In 1981, Gabriele was invited to participate in a dinner at President Ronald Reagan’s first inauguration. His contribution: a dish with farfalle, the bow tie-shaped pasta, with hot-smoked salmon and Parmigiano cheese.
Another pasta dish, Pappardelle alla Bella Oprah, came out of a relatively unexpected visit from Oprah Winfrey and a small group, who ate downstairs with the typical patrons. The restaurant did have to move some previously occupied tables around to get her group together—but Oprah sent champagne to everyone who moved, recalls Carmelo.
While Gabriele had heard of Oprah, he did once turn down a touring musician's request for a private room. Fortunately, the next generation of Gabrieles quickly set him straight, and Sir Paul McCartney got an upstairs room and dinner.

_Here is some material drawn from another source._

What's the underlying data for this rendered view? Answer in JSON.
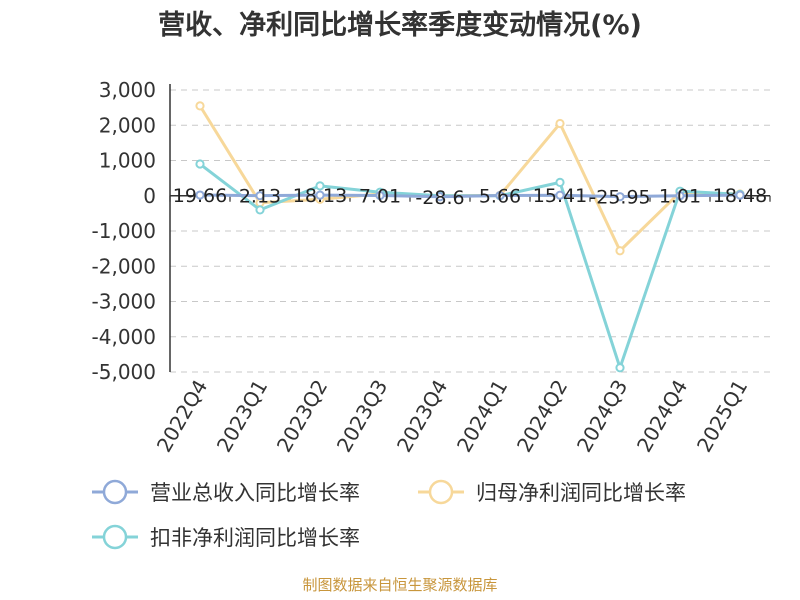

In his later years, Gabriele was reluctant to hand over the reins of the restaurant to his competent sons Carmelo and Frank, who have also established Il Bel Lago in Creve Coeur and Giovanni's Kitchen in Ladue. Gabriele eventually found a home in Fort Lauderdale overlooking the water. (Giovanni had been in the Italian Merchant Marine in his younger days.)
In 2017, the restaurant closed following an electrical fire, though he made his sons promise to “get the lights back on.”